Она не слышала меня. Я просто читал письмо. Неизвестно кем и когда отправленное. Непонятно кем вставленное в видеотелефон.
– Какой сегодня год? – бросился я к первому же человеку, он отшатнулся, я опустил глаза и замер. Такое со мной произошло впервые. Я стоял во времени, не приспособившись к нему: из-под складок моего платья выступали не очень чистые колени и ноги в кожаных сандалиях, обвязанных веревками вокруг щиколоток. Впервые я шагнул в другое пространство и время, даже не подумав об этом, словно чихнул.
Я нащупал сзади себя пластиковый стул, опустился на него, и стул обхватил мой зад упругой массой приспосабливающейся мебели. На огромном табло высвечивалось время, день недели – среда, и год – 2385. Семьсот девяносто пять на три. Я встал. Я осмотрелся. В здании аэропорта царила паника. Тошнотно завывали сирены. От секундного содрогания земли на взлетных полосах образовались глубокие трещины. Я запустил в зал маленький плоский кружок диска, и он взлетел, сверкая и дробя собой направленный свет невидимых ламп. Я был одинок, так одинок, как никогда еще. Потому что в этом году ее не было. Это точно. Это я чувствовал остро и страшно, как потерявшаяся собака. Не было здесь и Кукольника. Я еще раз осмотрел сандалии. Что художник сделает с моей женщиной в своем времени? Если вернусь туда, смогу ли поймать губами хоть кончики ее пальцев – реально?

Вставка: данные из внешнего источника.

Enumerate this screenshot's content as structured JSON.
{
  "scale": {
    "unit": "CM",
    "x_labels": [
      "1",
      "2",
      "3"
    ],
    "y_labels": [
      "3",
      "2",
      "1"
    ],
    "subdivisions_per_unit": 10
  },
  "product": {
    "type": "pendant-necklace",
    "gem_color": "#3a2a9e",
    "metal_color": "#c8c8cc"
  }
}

– Убей его, Караваджо, – прошептал я, – убей Кукольника…
– Это не Кукольник! – крикнул художник, не отрываясь от драки, он перемещался по небольшому дворику гигантским кузнечиком, поднявшимся на задних лапах, – Это продажный поэт, а второй! – Караваджо пошел наскоками, подталкивая к себе землю выбросами правой ноги, – Это стражник, шпион и доносчик!
Через несколько минут все было кончено. Совершенно взмокший Караваджо, тяжело дыша, разглядывал поверженных соперников. Шпион и доносчик был еще жив, Караваджо раздумывал, не заколоть ли его окончательно. Я помог оттащить тела в тень, мы заперли все двери на засовы, и утро определилось жарой и криками птиц. Раздевшись наголо, художник стоял во дворике у колодца и выливал на себя воду ведрами, смывая чужую кровь и свою – с многочисленных порезов и небольших ран.

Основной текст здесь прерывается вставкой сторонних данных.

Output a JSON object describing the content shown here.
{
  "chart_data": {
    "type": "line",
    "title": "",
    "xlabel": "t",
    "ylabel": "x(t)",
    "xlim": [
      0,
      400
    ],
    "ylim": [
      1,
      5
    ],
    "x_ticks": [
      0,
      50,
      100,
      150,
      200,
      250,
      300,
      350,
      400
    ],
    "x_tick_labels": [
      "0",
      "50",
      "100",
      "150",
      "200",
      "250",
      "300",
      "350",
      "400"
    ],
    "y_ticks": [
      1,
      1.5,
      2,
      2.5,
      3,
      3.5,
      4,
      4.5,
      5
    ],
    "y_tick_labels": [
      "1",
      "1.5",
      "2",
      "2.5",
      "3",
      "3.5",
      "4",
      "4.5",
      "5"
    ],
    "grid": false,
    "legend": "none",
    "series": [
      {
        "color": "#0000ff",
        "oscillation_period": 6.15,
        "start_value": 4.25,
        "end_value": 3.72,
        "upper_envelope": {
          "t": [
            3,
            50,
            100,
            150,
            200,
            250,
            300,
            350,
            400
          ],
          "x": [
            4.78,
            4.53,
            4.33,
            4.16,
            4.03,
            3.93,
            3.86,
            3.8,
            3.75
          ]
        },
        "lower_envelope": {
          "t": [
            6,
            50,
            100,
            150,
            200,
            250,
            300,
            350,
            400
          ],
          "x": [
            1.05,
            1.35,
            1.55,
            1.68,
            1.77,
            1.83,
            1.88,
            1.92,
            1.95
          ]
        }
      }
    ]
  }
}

– Она ушла, – сказал я между двумя ведрами.
– Она умерла, – сказал Караваджо, застыв мокрым анатомическим пособием в солнечном свете. – Поэт написал похабные стишки про меня и моего мальчика-натурщика. А стражник донес, что я рисую смерть Девы, и позирует мне юноша, с которого я писал Вакха. Пока тебя не было, еще затемно пришла толпа и растерзала мою натурщицу.
– Какой юноша? – я ничего не понял. – Ведь тебе позировала девушка?
– Не просто девушка… Это была сама жизнь! – художник завернулся в простыню сомнительной чистоты и подошел ко мне, оставляя на плитах двора мокрые следы, я в оцепенении смотрел, как эти следы исчезают на солнце, словно за художником шел призрак. – Я надевал ей на голову тюрбан, или венок из фруктов, утром – девушка, вечером – юноша, она была моим Вакхом и Лютнистом, а для соседей – просто служанкой. Сейчас ведь не принято брать в натурщицы простолюдинок, сейчас за счастье писать женщину, платят гетерам! У меня не было денег сначала, – Караваджо стоял передо мной, закрыв собой солнце, я заслонился рукой от нимба вокруг его косматой мокрой головы. – А потом… Ты видел ее, скажи, смог бы я найти кого трепетней и прекрасней!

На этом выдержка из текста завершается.